C’è stata anche una incomprensione della differenza fra nazione e Stato. La nazione e tutto ciò che lega culturalmente, storicamente, quasi antropologicamente certe persone, mentre lo Stato è una istituzione politica di governo. In questo senso, la nazione italiana è ovviamente fortemente impregnata della sua eredità cattolica e questo non solo non è stato considerato dai responsabili del nuovo Stato ma è stato anche avversato, andando contro la vera essenza di quelle popolazioni che si voleva governare: “Ridurre concettualmente la nazione italiana entro l'idea di quello Stato, che da nemmeno un secolo e mezzo costituisce, per così dire, il suo rivestimento politico, è un equivoco più o meno consapevole che potrebbe poi determinare inconvenienti non da poco nel modo di concepire la nostra vita associata“. Non bisogna dimenticare, ci dice il cardinale, che istituzioni come università, ospedali, associazioni varie di assistenza, nascono in conseguenza della nostra eredità cattolica. Quindi non si può essere “culturalmente italiani“ se non si tiene conto di quella eredità.
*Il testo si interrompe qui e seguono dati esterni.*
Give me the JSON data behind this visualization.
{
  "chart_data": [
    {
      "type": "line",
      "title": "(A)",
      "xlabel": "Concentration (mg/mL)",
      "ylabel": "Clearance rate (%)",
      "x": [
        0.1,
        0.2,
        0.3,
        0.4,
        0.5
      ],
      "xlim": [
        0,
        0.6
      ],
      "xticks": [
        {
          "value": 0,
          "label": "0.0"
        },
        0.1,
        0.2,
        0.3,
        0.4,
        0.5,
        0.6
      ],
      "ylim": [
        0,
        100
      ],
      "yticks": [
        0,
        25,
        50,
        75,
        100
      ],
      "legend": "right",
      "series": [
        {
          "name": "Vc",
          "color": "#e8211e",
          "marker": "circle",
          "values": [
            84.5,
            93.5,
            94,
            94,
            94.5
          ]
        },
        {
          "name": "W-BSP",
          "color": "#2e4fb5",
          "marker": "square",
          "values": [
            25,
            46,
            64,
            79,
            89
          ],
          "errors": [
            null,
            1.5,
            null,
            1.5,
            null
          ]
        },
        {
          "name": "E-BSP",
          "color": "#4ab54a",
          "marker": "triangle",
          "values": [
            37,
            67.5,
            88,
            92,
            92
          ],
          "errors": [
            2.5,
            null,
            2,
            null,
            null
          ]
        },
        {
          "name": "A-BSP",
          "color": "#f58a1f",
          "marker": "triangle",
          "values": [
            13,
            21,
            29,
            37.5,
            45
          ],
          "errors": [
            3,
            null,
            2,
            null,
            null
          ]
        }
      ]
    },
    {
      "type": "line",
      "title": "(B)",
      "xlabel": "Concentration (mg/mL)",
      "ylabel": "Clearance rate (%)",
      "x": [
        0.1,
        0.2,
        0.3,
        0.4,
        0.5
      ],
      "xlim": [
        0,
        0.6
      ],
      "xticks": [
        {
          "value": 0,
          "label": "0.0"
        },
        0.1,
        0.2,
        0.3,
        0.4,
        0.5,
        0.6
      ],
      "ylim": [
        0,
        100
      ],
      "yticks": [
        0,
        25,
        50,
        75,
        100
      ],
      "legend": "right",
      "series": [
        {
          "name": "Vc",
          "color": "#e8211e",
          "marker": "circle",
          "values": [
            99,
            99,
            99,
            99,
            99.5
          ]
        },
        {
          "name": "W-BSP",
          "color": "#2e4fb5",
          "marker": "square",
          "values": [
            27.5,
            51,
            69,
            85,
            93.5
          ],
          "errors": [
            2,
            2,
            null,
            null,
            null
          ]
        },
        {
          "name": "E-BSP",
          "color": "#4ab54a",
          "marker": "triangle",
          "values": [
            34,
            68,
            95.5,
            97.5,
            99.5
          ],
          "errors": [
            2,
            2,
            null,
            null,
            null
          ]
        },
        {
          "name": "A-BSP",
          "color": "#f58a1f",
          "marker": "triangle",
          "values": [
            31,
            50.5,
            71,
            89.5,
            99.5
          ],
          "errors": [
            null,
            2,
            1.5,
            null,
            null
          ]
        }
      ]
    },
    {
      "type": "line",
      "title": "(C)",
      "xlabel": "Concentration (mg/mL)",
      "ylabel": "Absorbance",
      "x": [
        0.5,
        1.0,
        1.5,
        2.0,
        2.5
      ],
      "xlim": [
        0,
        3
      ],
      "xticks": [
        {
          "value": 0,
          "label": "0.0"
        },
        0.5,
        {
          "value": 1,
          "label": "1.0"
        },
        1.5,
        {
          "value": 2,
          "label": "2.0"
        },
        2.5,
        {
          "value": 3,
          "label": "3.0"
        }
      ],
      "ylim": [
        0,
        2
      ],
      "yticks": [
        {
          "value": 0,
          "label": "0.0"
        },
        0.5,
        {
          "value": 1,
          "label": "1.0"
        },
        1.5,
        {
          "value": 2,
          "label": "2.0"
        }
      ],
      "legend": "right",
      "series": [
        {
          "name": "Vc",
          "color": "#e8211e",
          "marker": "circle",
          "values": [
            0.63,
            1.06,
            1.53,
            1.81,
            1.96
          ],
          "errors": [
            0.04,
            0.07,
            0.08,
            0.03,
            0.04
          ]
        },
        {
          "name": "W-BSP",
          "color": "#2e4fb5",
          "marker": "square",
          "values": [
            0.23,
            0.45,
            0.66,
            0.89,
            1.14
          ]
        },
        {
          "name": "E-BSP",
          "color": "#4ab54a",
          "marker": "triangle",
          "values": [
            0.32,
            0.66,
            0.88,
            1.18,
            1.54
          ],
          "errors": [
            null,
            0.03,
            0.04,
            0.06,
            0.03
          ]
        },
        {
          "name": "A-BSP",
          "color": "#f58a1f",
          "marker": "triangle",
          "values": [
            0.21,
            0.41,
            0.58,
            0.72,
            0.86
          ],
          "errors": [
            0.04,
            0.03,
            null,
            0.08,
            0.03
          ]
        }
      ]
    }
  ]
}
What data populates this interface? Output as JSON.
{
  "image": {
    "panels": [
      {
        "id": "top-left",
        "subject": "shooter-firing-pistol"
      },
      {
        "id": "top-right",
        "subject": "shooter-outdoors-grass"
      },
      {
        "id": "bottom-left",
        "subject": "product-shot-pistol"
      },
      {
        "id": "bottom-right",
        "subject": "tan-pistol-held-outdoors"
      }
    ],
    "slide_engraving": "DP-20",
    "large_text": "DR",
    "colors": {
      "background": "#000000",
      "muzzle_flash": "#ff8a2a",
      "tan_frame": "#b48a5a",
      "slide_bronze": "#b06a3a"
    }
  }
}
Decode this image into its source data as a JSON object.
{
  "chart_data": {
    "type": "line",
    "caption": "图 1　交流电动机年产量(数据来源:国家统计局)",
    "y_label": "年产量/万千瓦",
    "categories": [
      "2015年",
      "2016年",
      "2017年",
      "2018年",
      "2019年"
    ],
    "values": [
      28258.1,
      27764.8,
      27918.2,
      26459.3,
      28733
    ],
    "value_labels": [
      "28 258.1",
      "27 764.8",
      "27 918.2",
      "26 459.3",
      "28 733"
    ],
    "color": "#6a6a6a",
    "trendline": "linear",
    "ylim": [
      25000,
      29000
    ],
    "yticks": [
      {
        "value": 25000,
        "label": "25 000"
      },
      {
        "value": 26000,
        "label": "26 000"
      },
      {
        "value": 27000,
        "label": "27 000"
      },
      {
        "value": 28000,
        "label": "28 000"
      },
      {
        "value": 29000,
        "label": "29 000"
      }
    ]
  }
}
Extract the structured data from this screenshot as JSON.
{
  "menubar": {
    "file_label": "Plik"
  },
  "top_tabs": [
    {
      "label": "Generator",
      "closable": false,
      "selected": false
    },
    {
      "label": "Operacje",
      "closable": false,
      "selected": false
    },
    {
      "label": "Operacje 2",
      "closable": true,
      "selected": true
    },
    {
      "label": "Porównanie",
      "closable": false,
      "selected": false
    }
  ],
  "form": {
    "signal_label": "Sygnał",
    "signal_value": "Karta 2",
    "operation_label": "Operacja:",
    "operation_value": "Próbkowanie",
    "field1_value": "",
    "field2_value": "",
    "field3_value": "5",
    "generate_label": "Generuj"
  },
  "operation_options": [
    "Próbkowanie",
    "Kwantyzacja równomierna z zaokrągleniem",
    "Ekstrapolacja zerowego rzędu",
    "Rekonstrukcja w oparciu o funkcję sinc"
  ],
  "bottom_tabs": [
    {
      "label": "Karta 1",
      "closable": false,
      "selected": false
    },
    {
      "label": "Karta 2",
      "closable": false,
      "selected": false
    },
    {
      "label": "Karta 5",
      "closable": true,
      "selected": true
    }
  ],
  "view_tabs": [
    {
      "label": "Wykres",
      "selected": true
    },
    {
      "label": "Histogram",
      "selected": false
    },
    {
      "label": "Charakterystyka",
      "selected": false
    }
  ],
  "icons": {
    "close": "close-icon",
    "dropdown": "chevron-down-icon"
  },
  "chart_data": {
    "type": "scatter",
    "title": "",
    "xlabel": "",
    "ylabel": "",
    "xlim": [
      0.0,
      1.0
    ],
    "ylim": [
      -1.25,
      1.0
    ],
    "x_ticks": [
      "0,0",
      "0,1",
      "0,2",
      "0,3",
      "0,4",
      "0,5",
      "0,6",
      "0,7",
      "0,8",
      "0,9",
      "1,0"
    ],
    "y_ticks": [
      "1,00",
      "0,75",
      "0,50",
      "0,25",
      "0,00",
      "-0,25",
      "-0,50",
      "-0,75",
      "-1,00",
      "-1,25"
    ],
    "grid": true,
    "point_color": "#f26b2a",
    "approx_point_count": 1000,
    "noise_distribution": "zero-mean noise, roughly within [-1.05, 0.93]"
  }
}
Il cardinale non ha uno sguardo nostalgico verso la situazione politica precedente al Risorgimento, anzi lui anche mette in luce quali sono stati i guadagni che sono venuti dal tempo risorgimentale. Uno di questi è la fine del potere temporale: “Il terzo "guadagno" rallegra in modo speciale i veri credenti ed è la scomparsa del "potere temporale" pontificio, che nessun cattolico si sogna più di rimpiangere". Questo punto è stato del resto messo in luce anche da alcuni pontefici della storia recente.
Il cardinale chiama a una riflessione sul modo in cui la nazione è stata considerata nella nascita del nuovo Stato, uno Stato in cui per rispetto delle minoranze si mettono in discussione i diritti della maggioranza. Il cardinale osserva anche alla fine del suo saggio: “Noi non contestiamo affatto lo "Stato unitario", né ci auguriamo il suo svigorimento o la sua frantumazione. Chiediamo però che lo "Stato" lasci vivere e respirare di più la "nazione", in tutte le diverse realtà che la compongono; e anzi, in virtù del "principio di sussidiarietà", l'aiuti efficacemente a vivere e a crescere in tutta la sua multiforme ricchezza. La seconda distinzione indispensabile è quella tra la "laicità dello Stato" (che deve garantire la libertà effettiva di tutti i singoli e di tutte le aggregazioni, ed è incompatibile con ogni confessionalismo religioso o ideologico) e la cultura laicista, che è appunto una delle possibili, ma certo non doverose, opzioni ideologiche".
La riflessione di questo grande cardinale, una riflessione pacata e non ideologica, andrebbe posta ancora al centro di tutte le considerazioni che si fanno sulla nostra storia recente, una storia che ancora sembra non aver identificato un vero punto di svolta.